I have problems with computing Laurent series of the function $f(z)=\frac{ z }{ z^2-z-2 }\quad$ in the ring centered in $0$ containing point $1+i$. I also have to find the radius of convergence of this series.
My idea is:
$$f(z)=\frac{z}{2}\left(\frac{ 1 }{ \cfrac{ z^2-z }{ 2 }-1}\right)$$
We can treat $\frac{ z^2-z }{ 2 }$ as a ratio in geometric series, and later on a group by $z^n$ and find coefficients of the Laurent series. Unfortunately, it doesn't look good after computations.
What should I do?
Decompose using partial fractions: $f(z)=\frac{z}{(z-2)(z+1)}=\frac{z}3(\frac1{z-2}-\frac1{z+1})$.
Now use the geometric series: $\frac1{1-z}=\sum_{n=0}^\infty z^n$.

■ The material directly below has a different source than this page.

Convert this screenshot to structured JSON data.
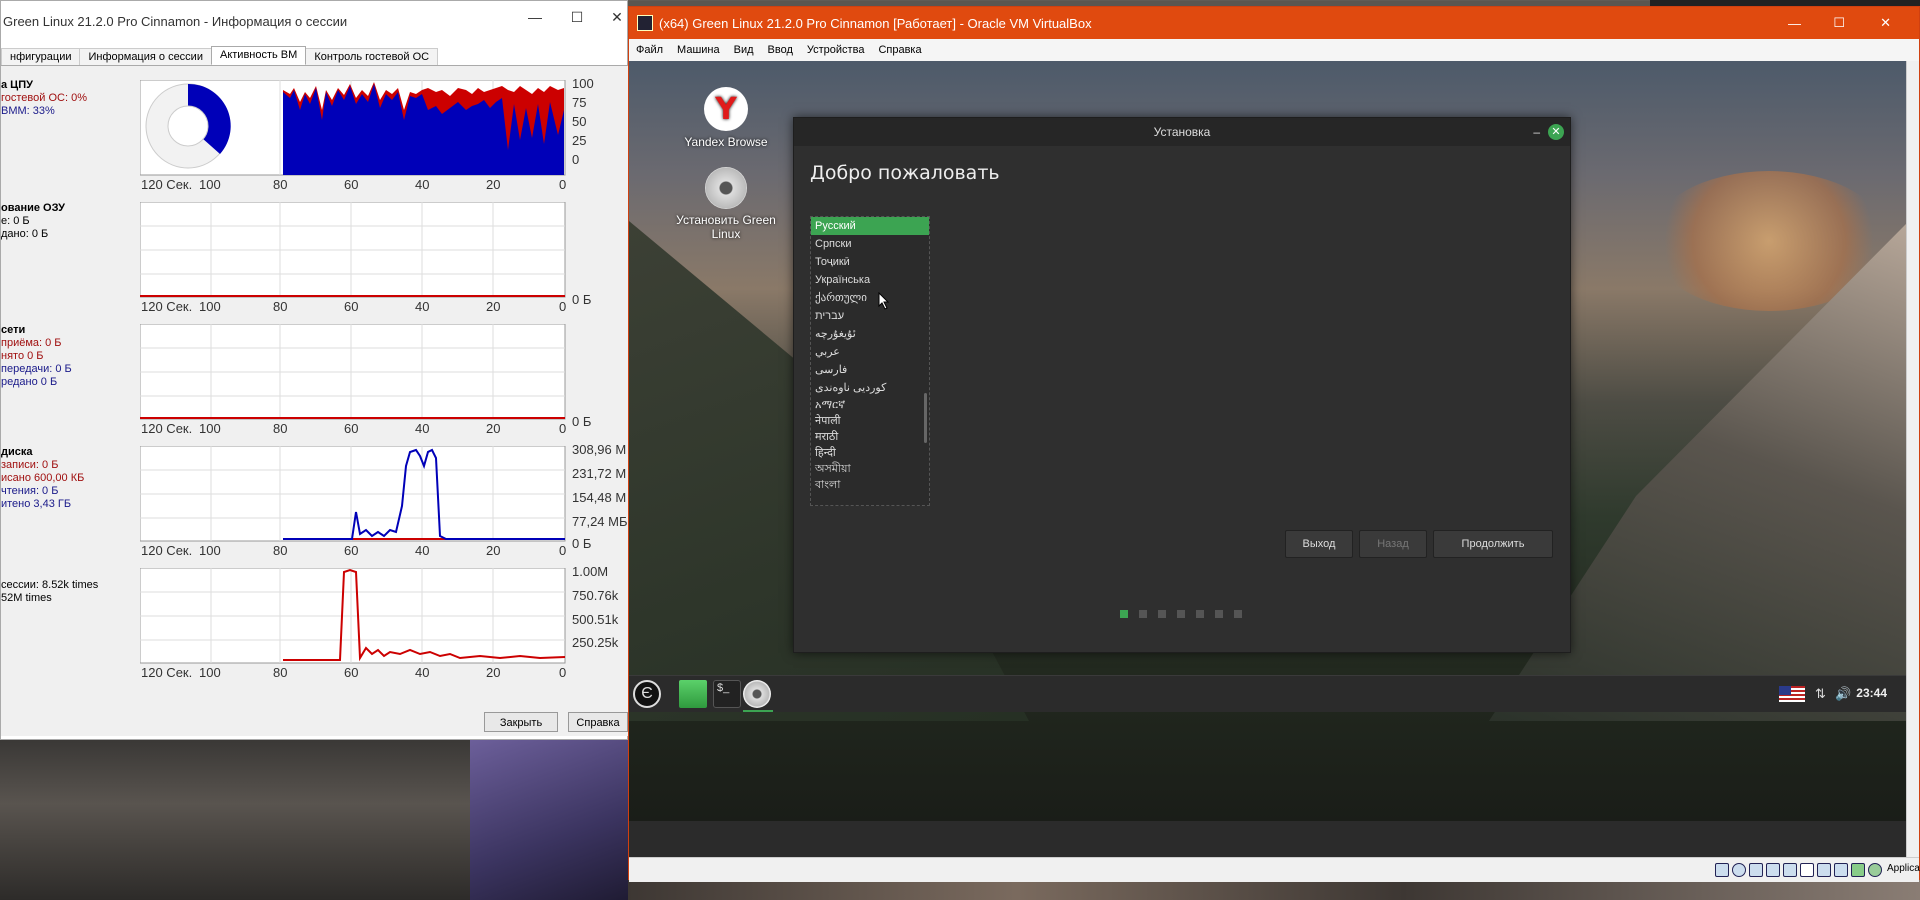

For instance, $\frac1{z-2}=-\frac12\frac1{1-\frac z2}=-\frac12\sum_{n=0}^\infty (\frac z2)^n$, for $\mid z\mid\lt2$.
For the other one, we have $\frac1{1+z}=\frac1z\frac1{1-(-\frac 1z)}=\sum_{n=0}^\infty (-1)^n(\frac1z)^{n+1}=\sum_{n=-\infty}^{-1}(-1)^{n+1}z^n$ for $\mid z\mid\gt1$.
The annulus of convergence is $1\lt \mid z\mid\lt 2$.
$\boxed{f(z)=\frac13\sum_{n=-\infty}^{0}(-1)^{n+1}z^n-\frac1{12}\sum_{n=1}^\infty {(\frac z2)}^n}$.